On Dec 3, 2003, at 23:34, Tim Stone wrote:

> On Wed, 3 Dec 2003 23:16:29 +0100, Paul Wagland 
> <spambayes at kungfoocoder.org> wrote:
>> My suggestion is to implement some form of mistakes based training.
> This strategy has been debated on this list ad-infinitum.  The people 
> who currently write code for spambayes by-and-large believe that it is 
> less valid than a training regimen that includes positive 
> reinforcement of correct decisions made by spambayes, as well as 
> proper training of unsures and correction of mistakes.
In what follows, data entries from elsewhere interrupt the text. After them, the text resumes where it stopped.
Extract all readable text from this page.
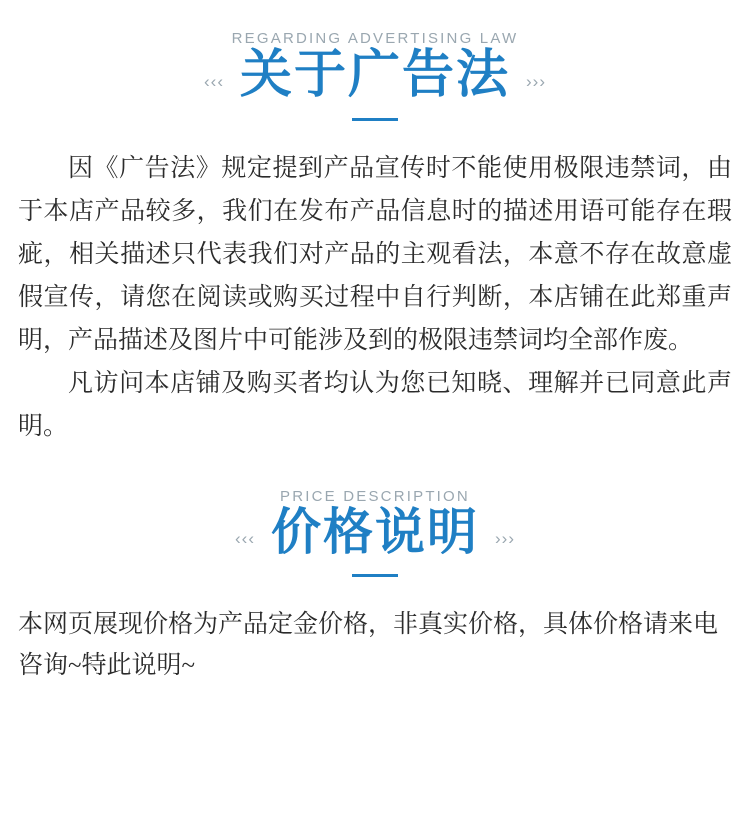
REGARDING ADVERTISING LAW
‹‹‹ 关于广告法 ›››

因《广告法》规定提到产品宣传时不能使用极限违禁词，由于本店产品较多，我们在发布产品信息时的描述用语可能存在瑕疵，相关描述只代表我们对产品的主观看法，本意不存在故意虚假宣传，请您在阅读或购买过程中自行判断，本店铺在此郑重声明，产品描述及图片中可能涉及到的极限违禁词均全部作废。

凡访问本店铺及购买者均认为您已知晓、理解并已同意此声明。

PRICE DESCRIPTION
‹‹‹ 价格说明 ›››

本网页展现价格为产品定金价格，非真实价格，具体价格请来电咨询~特此说明~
  Hmm. OK, I can see why this might be "interesting". I think that a 
rigourous testing regime for this could be quote difficult to setup... 
:-) I can see why it can be useful to "re-enforce" good training, since 
then it can help to pick up a slowly evolving corpus of HAM or SPAM. 
The reason that I am suggesting this is that I would really like to be 
able to just "set and forget" this thing :-) And so I would like some 
form of automatic training that is more optimal than the current 
built-in default, since that for most people is going to suffer from 
some horrible kind of sideways skew towards high SPAM or HAM counts.

Perhaps it might be interesting to have another set of regions for the 
HAM/SPAM probabilities that we train on. Then we could positively 
re-enforce the database with known very safe HAM/SPAM, or maybe try to 
positively re-enforce it with marginally good HAM/SPAM (figuring that 
this would lead to the best overall improvement)

The other thing that I have been noticing is that most people seem to 
say that a low message count is good. If I positively train on all my 
HAM/SPAM then I very quickly get quite large message counts. Maybe then 
we need some way to "retire" old tokens and/or messages. Something that 
I know cannot currently be done since we don't store any dates with the 
token information.

Anyway, as to me submitting code... I will look into it, but am 
currently busy trying to get a FLAC codec for quicktime to work ;-)